What Nihm says. For instance, the other day my wife and I were running our Wizards through a GR, pretty low level like 25 or so, but we have been away from the game for a while. This particular Wizard of mine is a full-on Firebird variant, burning stuff all over but a bit lacking on the durability side. In the middle of a massive scrum with two packs of champs or elites or Belial knows what (so many colors!), my Firebird passive proc’d. That is, I died, technically, and was revived by the meteor. Talk about a “change my cabalistic robes” moment.
It becomes a really interesting challenge, though, to balance gear, cube abilities, and skills to maximize offense–which is what makes the D3 world go round, no mistake about it–and survivability, which if you go too conservative will limit you to perpetually running low reward difficulty levels because you simply cannot kill stuff fast enough. This game is pretty much all TTK. When I first started, when the game came out, I invested heavily into health, regen, and defensive passives. I’d easily top 10 or 12 million durability but only 200 or 300k attack. No fun, because I could not kill much, and really, not very safe, either, because the longer you let stuff live the worse off you are. Period. Killing fast is by far the best defense. Once I realized you had balance it better, it got a lot more fun.
I still struggle to get the balance right; T6 is all I’ve been willing or able to go on any of my characters. I think I can do more, but the limitation is as always killing fast enough. Trying to understand the rather complex interrelationship between gear stats, gear abilities, your own skills, Paragon levels, and how you put them all together with stuff you cube, is challenging, in a good way. My guild, Amazon Basin’s Hardcore branch, has folks in it doing some amazing GR60 runs, but they have three times my Paragon levels as well (I’m at somewhere in the mid-200s).

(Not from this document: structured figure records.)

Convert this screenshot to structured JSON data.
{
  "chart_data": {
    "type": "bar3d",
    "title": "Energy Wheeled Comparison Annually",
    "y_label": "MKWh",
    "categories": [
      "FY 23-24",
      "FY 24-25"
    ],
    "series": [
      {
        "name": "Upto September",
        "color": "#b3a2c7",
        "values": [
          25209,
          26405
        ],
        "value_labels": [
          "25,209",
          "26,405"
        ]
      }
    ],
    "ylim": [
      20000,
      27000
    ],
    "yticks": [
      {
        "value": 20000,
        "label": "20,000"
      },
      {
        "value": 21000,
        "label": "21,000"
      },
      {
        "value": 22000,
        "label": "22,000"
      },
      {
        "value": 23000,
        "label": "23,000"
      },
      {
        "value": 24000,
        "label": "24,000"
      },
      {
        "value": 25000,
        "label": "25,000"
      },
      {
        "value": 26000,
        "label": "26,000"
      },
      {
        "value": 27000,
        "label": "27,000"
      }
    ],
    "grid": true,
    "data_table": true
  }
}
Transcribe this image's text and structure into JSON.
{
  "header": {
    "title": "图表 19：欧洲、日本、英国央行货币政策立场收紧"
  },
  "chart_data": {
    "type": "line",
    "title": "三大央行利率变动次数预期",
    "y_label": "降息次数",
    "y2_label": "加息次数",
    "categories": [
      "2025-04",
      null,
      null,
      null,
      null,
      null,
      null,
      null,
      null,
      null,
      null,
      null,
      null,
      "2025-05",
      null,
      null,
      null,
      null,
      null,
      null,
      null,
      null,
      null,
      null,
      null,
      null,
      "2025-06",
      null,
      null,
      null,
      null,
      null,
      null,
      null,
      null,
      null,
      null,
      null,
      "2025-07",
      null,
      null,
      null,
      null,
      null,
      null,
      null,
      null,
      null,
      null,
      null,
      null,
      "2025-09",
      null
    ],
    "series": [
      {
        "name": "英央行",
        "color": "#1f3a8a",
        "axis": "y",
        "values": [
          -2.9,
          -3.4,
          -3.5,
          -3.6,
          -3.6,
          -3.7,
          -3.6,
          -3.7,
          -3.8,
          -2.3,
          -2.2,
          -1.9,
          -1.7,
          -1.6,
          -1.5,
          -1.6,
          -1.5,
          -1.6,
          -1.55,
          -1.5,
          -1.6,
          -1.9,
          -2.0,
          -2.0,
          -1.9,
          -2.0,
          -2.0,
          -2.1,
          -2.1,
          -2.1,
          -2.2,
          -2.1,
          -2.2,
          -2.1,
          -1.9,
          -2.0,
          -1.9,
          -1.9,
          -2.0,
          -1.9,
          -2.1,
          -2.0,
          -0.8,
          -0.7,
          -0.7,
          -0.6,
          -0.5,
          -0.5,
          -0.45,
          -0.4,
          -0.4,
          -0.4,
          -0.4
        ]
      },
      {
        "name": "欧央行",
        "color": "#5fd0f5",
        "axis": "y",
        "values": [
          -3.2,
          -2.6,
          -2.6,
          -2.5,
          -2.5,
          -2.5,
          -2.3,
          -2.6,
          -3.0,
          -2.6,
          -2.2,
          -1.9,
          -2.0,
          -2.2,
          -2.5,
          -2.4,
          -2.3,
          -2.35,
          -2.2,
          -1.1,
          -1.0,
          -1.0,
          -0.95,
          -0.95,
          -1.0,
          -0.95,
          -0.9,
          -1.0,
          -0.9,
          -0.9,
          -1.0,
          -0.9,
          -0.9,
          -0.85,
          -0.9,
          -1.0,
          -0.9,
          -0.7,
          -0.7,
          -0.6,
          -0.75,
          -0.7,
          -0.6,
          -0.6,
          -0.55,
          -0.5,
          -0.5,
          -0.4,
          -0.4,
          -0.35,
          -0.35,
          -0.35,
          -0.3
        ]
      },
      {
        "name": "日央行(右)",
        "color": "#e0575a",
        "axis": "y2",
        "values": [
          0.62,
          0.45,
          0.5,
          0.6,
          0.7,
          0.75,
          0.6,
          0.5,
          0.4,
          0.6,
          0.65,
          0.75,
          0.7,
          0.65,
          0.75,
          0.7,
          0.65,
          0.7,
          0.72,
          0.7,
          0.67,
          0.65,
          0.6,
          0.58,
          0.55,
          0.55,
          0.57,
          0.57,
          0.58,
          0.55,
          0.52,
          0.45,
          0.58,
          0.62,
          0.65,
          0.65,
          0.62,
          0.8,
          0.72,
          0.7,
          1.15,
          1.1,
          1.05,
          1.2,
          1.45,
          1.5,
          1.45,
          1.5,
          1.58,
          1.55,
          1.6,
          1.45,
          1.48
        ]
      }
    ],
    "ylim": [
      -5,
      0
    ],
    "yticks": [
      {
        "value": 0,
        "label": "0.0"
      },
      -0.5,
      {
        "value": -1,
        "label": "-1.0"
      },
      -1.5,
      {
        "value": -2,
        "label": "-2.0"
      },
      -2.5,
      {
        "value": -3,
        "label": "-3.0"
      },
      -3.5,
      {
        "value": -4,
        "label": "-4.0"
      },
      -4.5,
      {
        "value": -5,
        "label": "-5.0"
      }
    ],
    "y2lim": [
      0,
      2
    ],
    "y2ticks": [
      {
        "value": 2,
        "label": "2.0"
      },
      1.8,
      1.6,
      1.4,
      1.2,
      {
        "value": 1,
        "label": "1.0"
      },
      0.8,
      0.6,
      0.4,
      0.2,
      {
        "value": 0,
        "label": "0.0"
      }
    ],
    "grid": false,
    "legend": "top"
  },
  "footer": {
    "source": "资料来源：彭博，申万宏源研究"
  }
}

Hardcore progression is otherwise pretty much the same I gather as soft core, except that you are much less likely to just wing it and see what happens. Once you have leveling stuff down, especially if you have people to leech off of and gems of ease, you don’t sweat losing the character so much as gear/gems. IF this was a game where you actually developed any attachment to specific characters, it would suck, but let’s be realistic. Your character’s name doesn’t even show up to anyone unless they inspect you. Your skills are totally malleable. Even gear for many builds is pretty easy to get, with enough time investment. So it’s mostly time you are risking, not emotional attachment.
This is so unlike Diablo II, where man, losing a character sucked balls.